Unlike the Labor Party, the Tories hold no formal elections to choose a leader. Instead, their party officials, senior ministers and elder statesmen go through an elaborate, private process of divination aimed at reaching what is euphemistically called "the consensus" of the party; when they have settled on a candidate who is acceptable to both Cabinet and parliamentary party and looks like a vote getter to boot, the name is presented for routine approval to the Queen. Thus Macmillan's successor will probably not be announced until after Parliament reconvenes Oct. 24 and the Prime Minister formally resigns. In all probability, Macmillan will be given an earldom.

Absurd Aberrations. Until then, the Tory Establishment will echo to some of the fiercest infighting in memory. At week's end Hailsham was the delegates' hero, and had already been offered four constituencies by their obliging members, but he irritated many parliamentary leaders by his bulldozer tactics. Moreover, there is little likelihood that Hailsham will be able to divest himself of his title and be elected for two months; at week's end the London bookies were laying 7 to 4 against his becoming Prime Minister. Maudling (6 to 1 against), who appeared doubtful that the Tories can win in any case, not unhappily began to fade as a serious contender. Lord Home (10 to 1 against) wouldn't say yes and wouldn't say no, but had weighty support among the party's elder statesmen (and, reportedly, Macmillan).

Rab Butler was favored by 40% of Tory voters questioned in a Daily Mail snap poll--second-running Hailsham got 35%--and bookies' odds were 6 to 4 that he would get the job. As Acting Prime Minister, Butler won from grudging colleagues and rivals the initial advantage of giving the windup speech in Macmillan's place. But on the whole, it was a strangely lackluster performance. Capitalizing on the test ban treaty, the one clear triumph for the government in a year of frustration, Butler pledged that Britain would press its allies to "keep up the momentum" of negotiation with the Russians, and hinted at a summit meeting.

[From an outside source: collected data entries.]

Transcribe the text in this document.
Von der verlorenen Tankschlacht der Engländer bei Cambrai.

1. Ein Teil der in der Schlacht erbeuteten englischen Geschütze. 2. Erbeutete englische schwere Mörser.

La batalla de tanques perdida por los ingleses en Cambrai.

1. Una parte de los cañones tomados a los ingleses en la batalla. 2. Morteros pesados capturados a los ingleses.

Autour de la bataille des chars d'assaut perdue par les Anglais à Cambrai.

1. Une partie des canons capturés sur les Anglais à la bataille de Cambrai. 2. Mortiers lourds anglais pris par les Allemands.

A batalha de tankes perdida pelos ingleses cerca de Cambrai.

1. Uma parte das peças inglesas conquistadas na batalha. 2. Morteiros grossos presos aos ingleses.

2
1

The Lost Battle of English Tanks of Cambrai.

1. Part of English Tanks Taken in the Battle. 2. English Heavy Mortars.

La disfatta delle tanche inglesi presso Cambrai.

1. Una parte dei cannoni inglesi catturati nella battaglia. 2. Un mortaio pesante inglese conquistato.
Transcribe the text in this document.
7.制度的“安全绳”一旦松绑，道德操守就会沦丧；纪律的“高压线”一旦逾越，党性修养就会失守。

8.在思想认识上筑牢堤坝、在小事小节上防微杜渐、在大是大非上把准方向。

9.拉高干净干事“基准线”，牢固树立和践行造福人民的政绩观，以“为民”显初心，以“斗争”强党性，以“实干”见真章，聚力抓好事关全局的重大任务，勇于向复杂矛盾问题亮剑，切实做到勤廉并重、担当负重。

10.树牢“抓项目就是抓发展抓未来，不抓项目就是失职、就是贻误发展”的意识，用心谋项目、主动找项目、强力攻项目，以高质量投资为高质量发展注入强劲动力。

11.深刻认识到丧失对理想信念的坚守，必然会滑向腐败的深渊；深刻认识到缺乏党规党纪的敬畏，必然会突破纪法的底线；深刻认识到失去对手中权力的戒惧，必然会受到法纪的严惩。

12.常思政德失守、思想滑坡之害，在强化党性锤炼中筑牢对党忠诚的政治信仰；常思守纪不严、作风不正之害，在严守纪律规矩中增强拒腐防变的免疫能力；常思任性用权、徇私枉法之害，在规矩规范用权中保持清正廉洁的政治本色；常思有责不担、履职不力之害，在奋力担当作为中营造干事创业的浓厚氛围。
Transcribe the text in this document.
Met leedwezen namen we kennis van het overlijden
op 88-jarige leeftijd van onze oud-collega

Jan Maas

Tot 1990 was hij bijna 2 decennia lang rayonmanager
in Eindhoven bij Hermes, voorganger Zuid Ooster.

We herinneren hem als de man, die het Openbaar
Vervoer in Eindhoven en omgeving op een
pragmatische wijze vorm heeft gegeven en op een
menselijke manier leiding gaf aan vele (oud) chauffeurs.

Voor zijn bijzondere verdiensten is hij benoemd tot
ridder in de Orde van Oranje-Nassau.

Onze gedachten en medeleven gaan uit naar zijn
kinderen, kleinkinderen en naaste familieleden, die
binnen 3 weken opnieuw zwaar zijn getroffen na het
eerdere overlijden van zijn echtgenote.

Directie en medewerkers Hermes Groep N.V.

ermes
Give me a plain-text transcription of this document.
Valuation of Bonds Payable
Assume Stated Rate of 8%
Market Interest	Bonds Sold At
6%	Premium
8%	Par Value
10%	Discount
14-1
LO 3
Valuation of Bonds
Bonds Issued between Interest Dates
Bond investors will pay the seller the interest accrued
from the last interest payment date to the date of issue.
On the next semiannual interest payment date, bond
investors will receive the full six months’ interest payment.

In a swipe at Britain's unilateral dis-armers, he said: "The treaty was not achieved by agitators sitting down in the public highway, but by statesmen sitting around the conference table." And he offered some invigorating invective against the "immature nonsense of socialism," which is trying to turn Great Britain into Little England. In a fourth Conservative election victory, said Butler, his party "must reject and repudiate these absurd aberrations of the left-wing mind."